3. What is the recovery time for endoscopic lumbar fusion?
The recovery time for each surgery is different. While some patients are able to return to full activity within only six weeks, others can require more time. Your surgeon will be able to give you a good estimate of what your recovery time will be like based on your individual needs and circumstances. I definitely encourage all of my patients to participate in a physical therapy program so that they can safely begin to return to the normal activities of their lives.

4. How long after minimally invasive lumbar fusion surgery will my pain last?
Pain generally follows that same rule of thumb as hospital stays with endoscopic spinal fusion: the patient usually experiences pain for half the time he or she would with traditional surgery. Patients typically experience the most pain in the first week with a gradual lessening of pain over the next six or so weeks. Each patient recovers differently.

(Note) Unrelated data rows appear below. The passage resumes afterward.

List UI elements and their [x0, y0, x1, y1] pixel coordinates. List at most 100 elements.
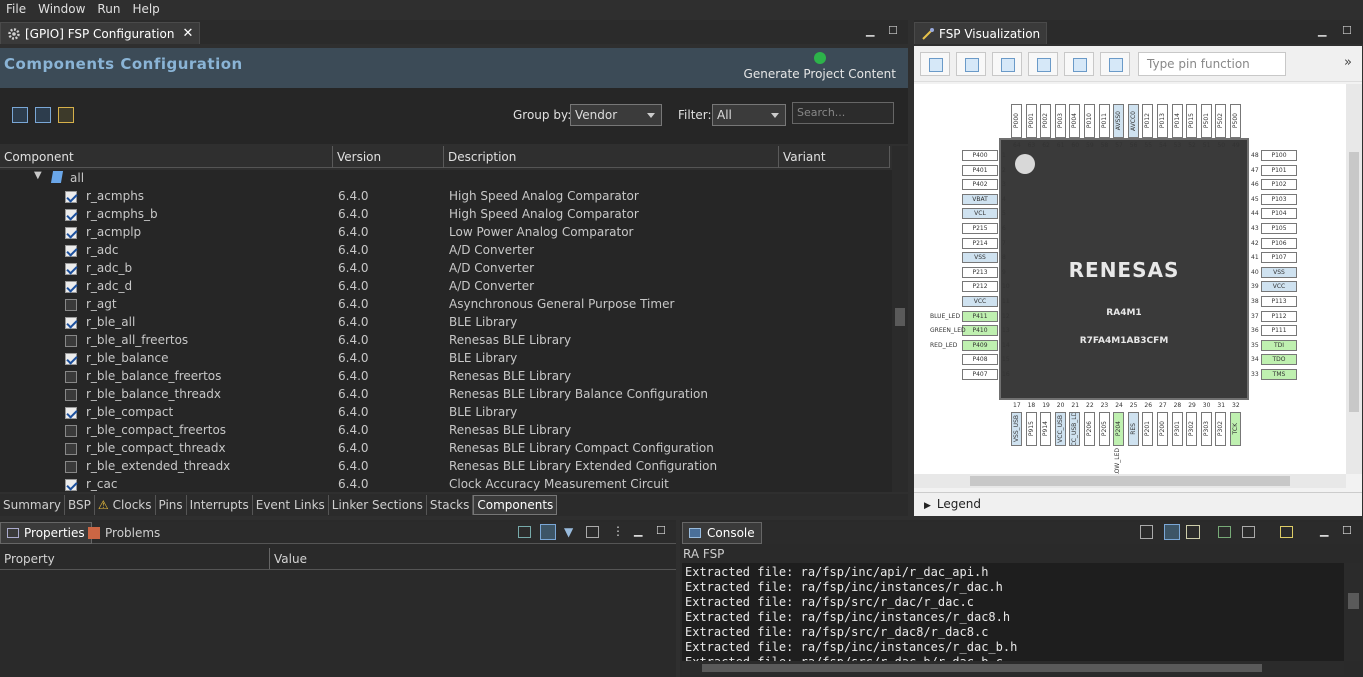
display-console-icon[interactable] [1242, 526, 1255, 538]
chip-pin-p012[interactable]: P012 [1142, 104, 1154, 138]
config-tab-summary[interactable]: Summary [0, 495, 65, 515]
scrollbar-thumb[interactable] [895, 308, 905, 326]
table-row[interactable]: r_ble_extended_threadx 6.4.0 Renesas BLE L… [0, 458, 892, 476]
group-by-select[interactable]: Vendor [570, 104, 662, 126]
chip-pin-vbat[interactable]: VBAT [962, 193, 998, 205]
restore-icon[interactable] [586, 526, 599, 538]
component-checkbox[interactable] [65, 335, 77, 347]
table-row[interactable]: r_ble_compact_freertos 6.4.0 Renesas BLE L… [0, 422, 892, 440]
console-hscrollbar[interactable] [682, 661, 1344, 675]
chip-pin-p401[interactable]: P401 [962, 164, 998, 176]
table-row[interactable]: r_ble_balance 6.4.0 BLE Library [0, 350, 892, 368]
chip-pin-p201[interactable]: P201 [1142, 412, 1154, 446]
zoom-in-button[interactable] [1028, 52, 1058, 76]
chip-pin-p105[interactable]: P105 [1261, 223, 1297, 234]
chip-pin-p000[interactable]: P000 [1011, 104, 1022, 138]
table-row[interactable]: r_ble_compact 6.4.0 BLE Library [0, 404, 892, 422]
chip-pin-p402[interactable]: P402 [962, 179, 998, 191]
viz-vscrollbar[interactable] [1346, 84, 1362, 474]
chip-pin-p409[interactable]: P409 [962, 339, 998, 351]
menu-help[interactable]: Help [126, 2, 165, 16]
table-row[interactable]: r_ble_all 6.4.0 BLE Library [0, 314, 892, 332]
tab-console[interactable]: Console [682, 522, 762, 544]
table-row[interactable]: r_ble_balance_freertos 6.4.0 Renesas BLE L… [0, 368, 892, 386]
chip-pin-p002[interactable]: P002 [1040, 104, 1052, 138]
col-variant[interactable]: Variant [779, 146, 890, 168]
table-row[interactable]: r_adc 6.4.0 A/D Converter [0, 242, 892, 260]
filter-select[interactable]: All [712, 104, 786, 126]
expand-all-icon[interactable] [35, 107, 51, 123]
chip-pin-p111[interactable]: P111 [1261, 325, 1297, 337]
viz-hscroll-thumb[interactable] [970, 476, 1290, 486]
component-checkbox[interactable] [65, 227, 77, 239]
component-checkbox[interactable] [65, 389, 77, 401]
chip-pin-p101[interactable]: P101 [1261, 164, 1297, 176]
component-checkbox[interactable] [65, 281, 77, 293]
chip-pin-p214[interactable]: P214 [962, 237, 998, 249]
pin-function-input[interactable]: Type pin function [1138, 52, 1286, 76]
chip-pin-vss[interactable]: VSS [962, 252, 998, 264]
chip-pin-vcc[interactable]: VCC [962, 296, 998, 307]
export-button[interactable] [1064, 52, 1094, 76]
chip-pin-p914[interactable]: P914 [1040, 412, 1052, 446]
chip-pin-p204[interactable]: P204 [1113, 412, 1125, 446]
props-maximize-icon[interactable]: ☐ [656, 524, 666, 537]
chip-pin-vcl[interactable]: VCL [962, 208, 998, 220]
chip-pin-p013[interactable]: P013 [1157, 104, 1168, 138]
table-row[interactable]: r_acmplp 6.4.0 Low Power Analog Comparator [0, 224, 892, 242]
props-minimize-icon[interactable]: ▁ [634, 524, 642, 537]
col-property[interactable]: Property [0, 548, 270, 569]
chip-pin-p206[interactable]: P206 [1084, 412, 1095, 446]
chip-pin-p215[interactable]: P215 [962, 223, 998, 234]
chip-pin-tms[interactable]: TMS [1261, 369, 1297, 380]
chip-pin-tdi[interactable]: TDI [1261, 339, 1297, 351]
viz-vscroll-thumb[interactable] [1349, 152, 1359, 412]
table-row[interactable]: r_adc_b 6.4.0 A/D Converter [0, 260, 892, 278]
viz-minimize-icon[interactable]: ▁ [1318, 24, 1326, 37]
chip-pin-p303[interactable]: P303 [1200, 412, 1212, 446]
chip-pin-p301[interactable]: P301 [1171, 412, 1183, 446]
menu-file[interactable]: File [0, 2, 32, 16]
component-checkbox[interactable] [65, 263, 77, 275]
legend-toggle[interactable]: ▶ Legend [914, 492, 1362, 516]
menu-window[interactable]: Window [32, 2, 91, 16]
save-image-button[interactable] [920, 52, 950, 76]
chip-pin-p501[interactable]: P501 [1200, 104, 1212, 138]
scroll-lock-icon[interactable] [1164, 524, 1180, 540]
copy-icon[interactable] [1140, 525, 1153, 539]
col-component[interactable]: Component [0, 146, 333, 168]
console-hscroll-thumb[interactable] [702, 664, 1262, 672]
component-checkbox[interactable] [65, 245, 77, 257]
config-tab-stacks[interactable]: Stacks [427, 495, 474, 515]
chip-pin-p100[interactable]: P100 [1261, 150, 1297, 161]
view-menu-icon[interactable]: ⋮ [612, 524, 624, 538]
table-row[interactable]: r_agt 6.4.0 Asynchronous General Purpose T… [0, 296, 892, 314]
console-vscroll-thumb[interactable] [1348, 593, 1359, 609]
chip-pin-p106[interactable]: P106 [1261, 237, 1297, 249]
menu-run[interactable]: Run [91, 2, 126, 16]
chip-pin-p411[interactable]: P411 [962, 310, 998, 322]
component-checkbox[interactable] [65, 407, 77, 419]
console-output[interactable]: Extracted file: ra/fsp/inc/api/r_dac_api… [682, 563, 1344, 661]
table-scrollbar[interactable] [892, 146, 908, 492]
chip-pin-p003[interactable]: P003 [1054, 104, 1066, 138]
chip-pin-p004[interactable]: P004 [1069, 104, 1081, 138]
chip-pin-tck[interactable]: TCK [1230, 412, 1241, 446]
chip-pin-p212[interactable]: P212 [962, 281, 998, 293]
chip-pin-p015[interactable]: P015 [1186, 104, 1198, 138]
categories-icon[interactable] [540, 524, 556, 540]
table-row[interactable]: r_cac 6.4.0 Clock Accuracy Measurement Cir… [0, 476, 892, 492]
viz-maximize-icon[interactable]: ☐ [1342, 24, 1352, 37]
chip-pin-vcc[interactable]: VCC [1261, 281, 1297, 293]
chip-pin-p102[interactable]: P102 [1261, 179, 1297, 191]
tree-root[interactable]: ▼ all [0, 170, 892, 188]
chip-pin-p500[interactable]: P500 [1230, 104, 1241, 138]
chip-pin-vcc_usb[interactable]: VCC_USB [1054, 412, 1066, 446]
component-checkbox[interactable] [65, 479, 77, 491]
generate-project-button[interactable]: Generate Project Content [744, 52, 896, 81]
component-checkbox[interactable] [65, 317, 77, 329]
search-input[interactable]: Search... [792, 102, 894, 124]
component-checkbox[interactable] [65, 443, 77, 455]
chip-pin-p407[interactable]: P407 [962, 369, 998, 380]
chip-pin-p113[interactable]: P113 [1261, 296, 1297, 307]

5. Will I need physical therapy after endoscopic spinal fusion surgery?
I highly recommend physical therapy to all of my patients. It is an important part of a quick and easy recovery and return to full function and range of motion. While it varies from patient to patient, most patients who undergo endoscopic lumbar fusion will start physical therapy four to six weeks after the surgery.

What is Endoscopic Spinal Fusion?

If the spine is unstable and puts extensive stress on the facet joints, or if there is significant pain originating from the disc or other structures, the spine may still need to be fused. Fortunately, minimally invasive fusion techniques have been developed, which allow for less pain and quicker healing times for the patient, this is known as endoscopic fusion of the spine. Endoscopic fusion treats degenerative spinal disease and instability that cause back and leg pain. In most cases an endoscopic discectomy is necessary. The damaged disc is removed through the endoscope, and spinal endplates are prepared for fusion under direct visualization. Endoscopic fusion is performed under general anesthetic to facilitate the insertion of spinal instrumentation. Patients are usually discharged on the same day as the surgery, and have much less pain and a quicker recovery than those who undergo traditional spinal fusion surgery. Patients can usually begin physical therapy within a month after fusion surgery.